Hoofdbomenstructuur. Vastgestelde opbouw en onderlinge samenhang van houtopstand in een bepaald gebied, in relatie tot het desbetreffende gebied.

Dode bomen. Met ‘zowel vitaal als afgestorven’ is bedoeld ook het vellen van dode of bijna dode bomen vergunningplichtig te maken. Hiermee kan voorkomen worden dat een kwaadwillende boomeigenaar er voor zorgt dat een gezonde boom dood gaat of `bij vergissing´ een gezonde boom kapt. Het kan tevens wenselijk zijn om dode bomen te bewaren vanwege hun ecologisch waardevolle functies of omdat er wettelijk beschermde diersoorten in nestelen.

Onder 2:

Houtopstand. Het kernbegrip van deze verordening, waarop het kapverbod en de

vergunningplicht van toepassing zijn. Door dit begrip consequent centraal te stellen wordt duidelijk dat de bescherming betrekking heeft op meer dan bomen alleen.

Boomvormer. Een boomvormer is een houtig, opgaand gewas met ontwikkeling van één of meer hoofdtakken. Een boomvormer kan uitgroeien tot een boom, een meerstammige boom of een boomachtige struik. In het alledaagse spraakgebruik heeft een boom één of slechts enkele stammen. In de natuur bestaat er echter een geleidelijke overgang: heester - struik - struikachtige boom - (meerstammige) boom.

Hakhout. Eén of meer bomen of boomvormers, die na te zijn geveld, opnieuw op de stronk uitlopen.

Houtwal.

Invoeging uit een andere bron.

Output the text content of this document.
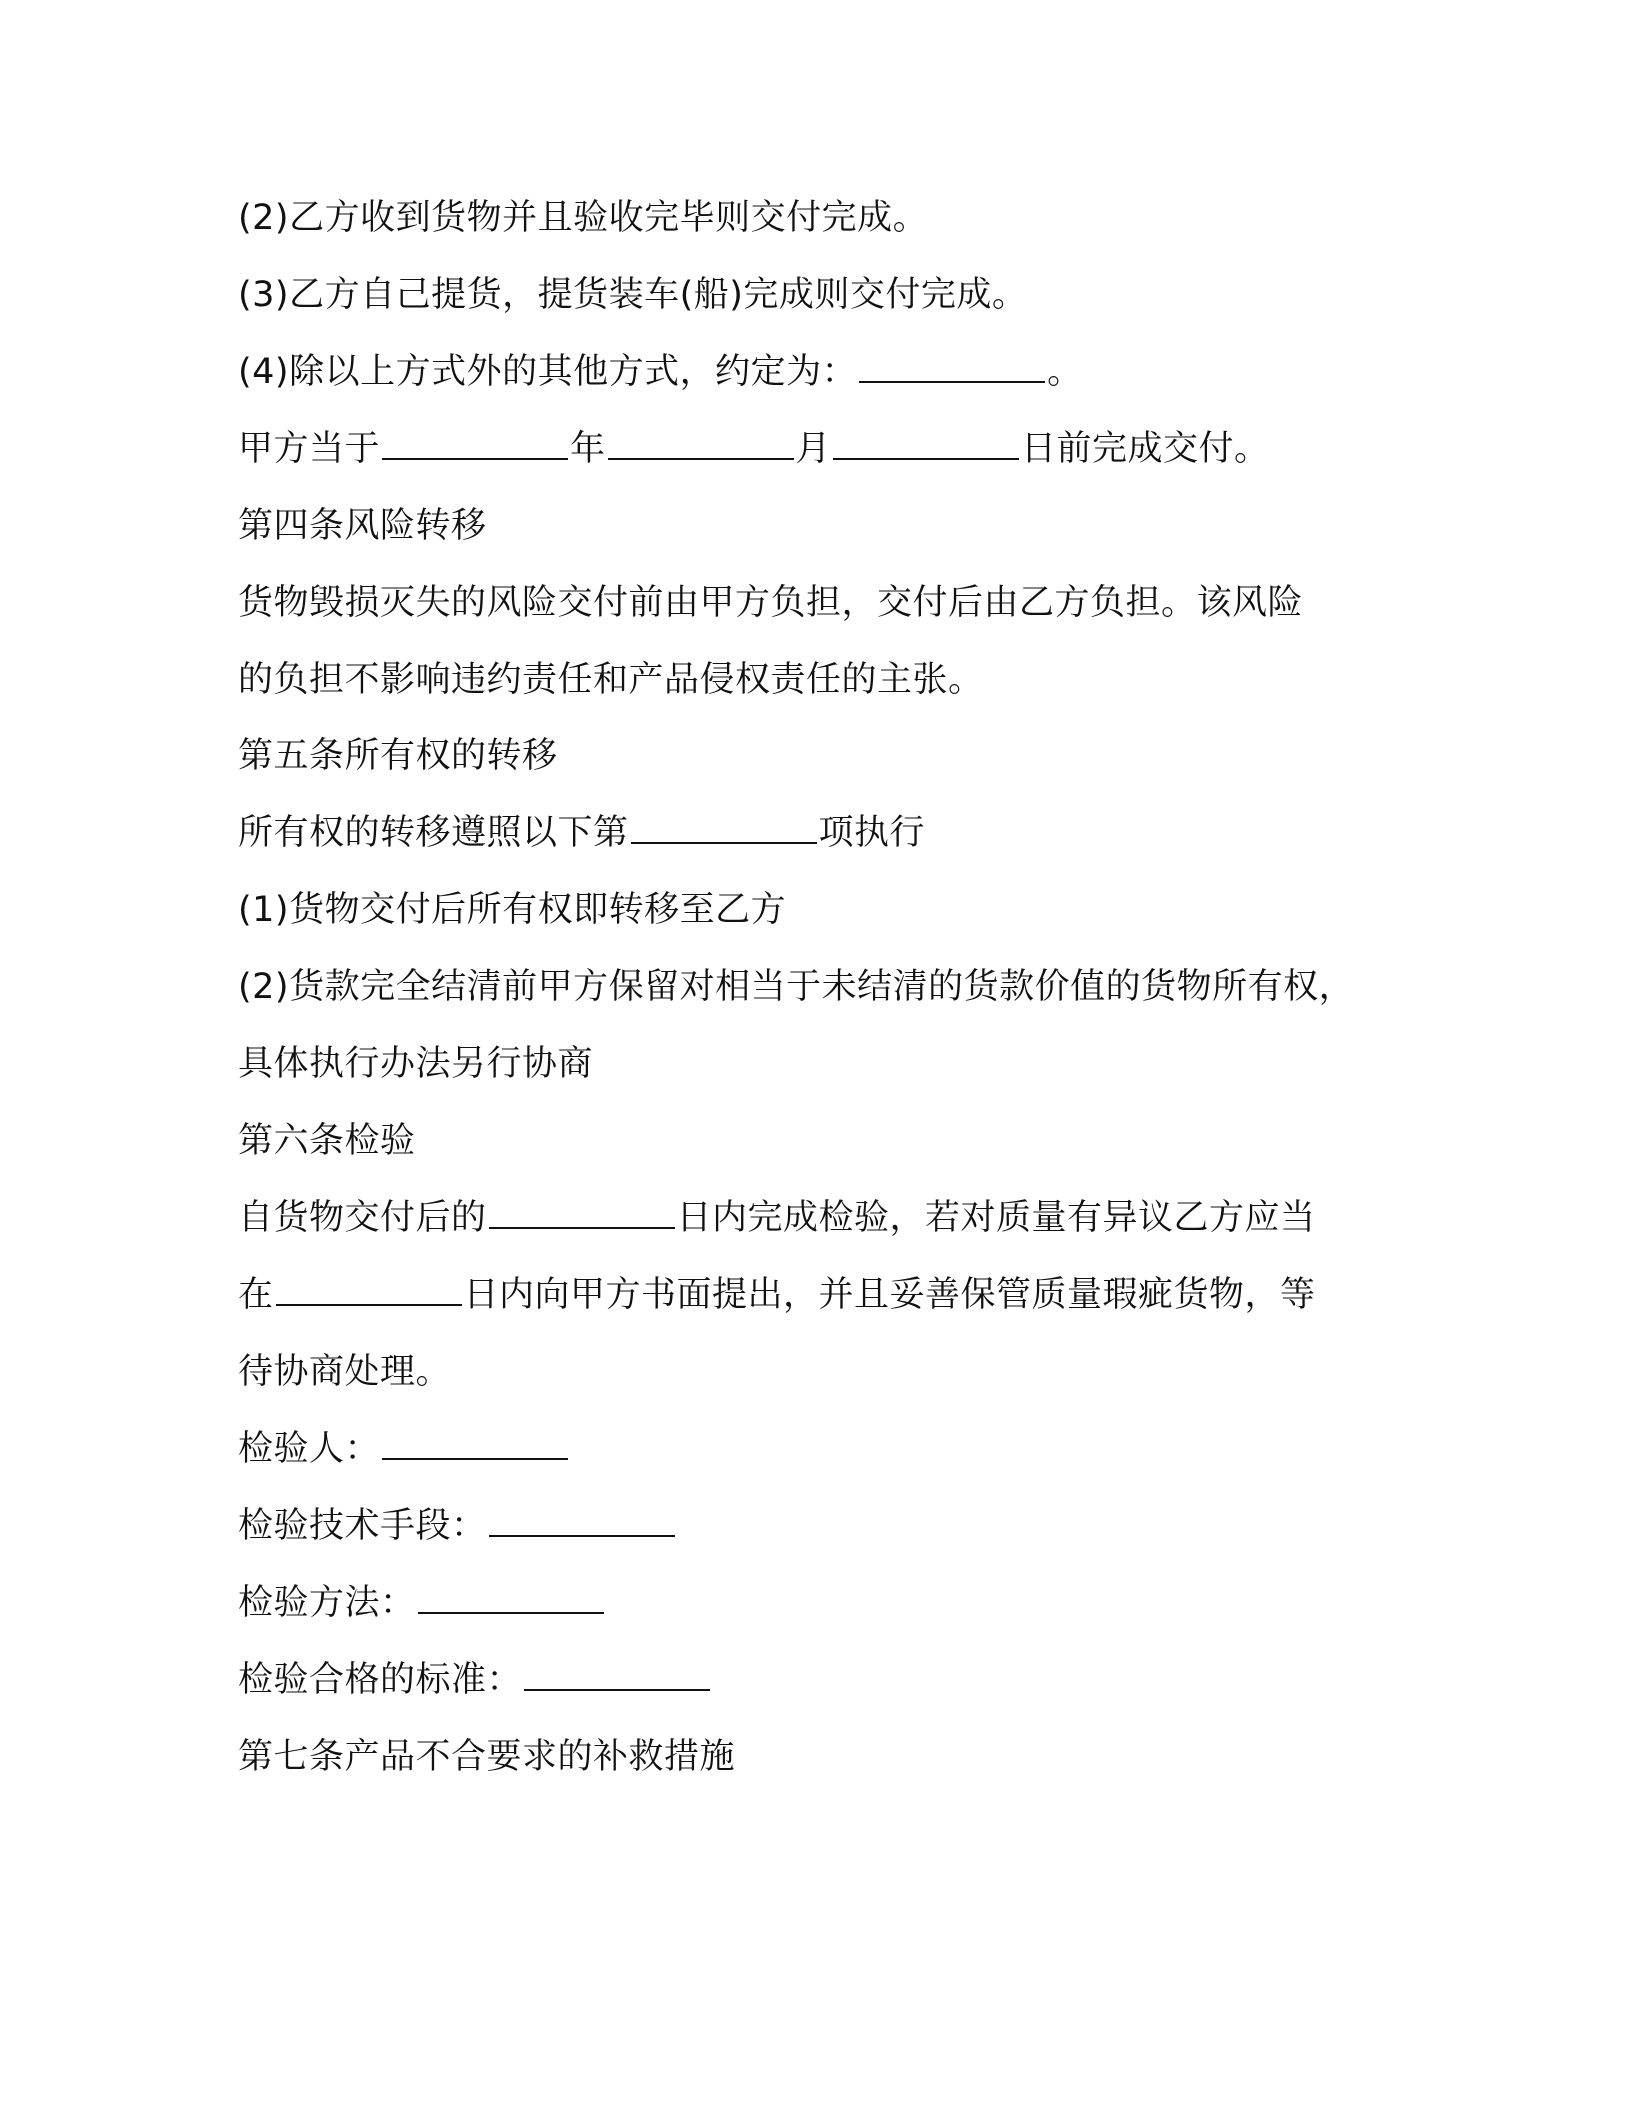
(2)乙方收到货物并且验收完毕则交付完成。
(3)乙方自己提货，提货装车(船)完成则交付完成。
(4)除以上方式外的其他方式，约定为：	。
甲方当于	年	月	日前完成交付。
第四条风险转移
货物毁损灭失的风险交付前由甲方负担，交付后由乙方负担。该风险
的负担不影响违约责任和产品侵权责任的主张。
第五条所有权的转移
所有权的转移遵照以下第	项执行
(1)货物交付后所有权即转移至乙方
(2)货款完全结清前甲方保留对相当于未结清的货款价值的货物所有权，
具体执行办法另行协商
第六条检验
自货物交付后的	日内完成检验，若对质量有异议乙方应当
在	日内向甲方书面提出，并且妥善保管质量瑕疵货物，等
待协商处理。
检验人：
检验技术手段：
检验方法：
检验合格的标准：
第七条产品不合要求的补救措施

Lijnvormige bosaanplant hoofdzakelijk bestaande uit inheemse heesters, struiken en boomvormers.

(Lint) Begroeiing. Vanwege de grote ecologische waarde van dergelijke begroeiingen (bijv. een meidoorn- of mispelhaag) is bescherming hiervan een noodzaak. Er staat "begroeiing" in plaats van beplanting om ook spontaan opgeslagen groen bescherming te bieden.

Bosplantsoen. Aanplant van jong bos, bestaande uit hoofdzakelijk heesters,

struiken en boomvormers.

Struweel. Een begroeiing van hoofdzakelijk inheemse soorten heesters en struiken.

Heg. Een lintvormige aanplant van heesters of struiken, al dan niet in een vorm gesnoeid, met een minimale lengte van 3 meter.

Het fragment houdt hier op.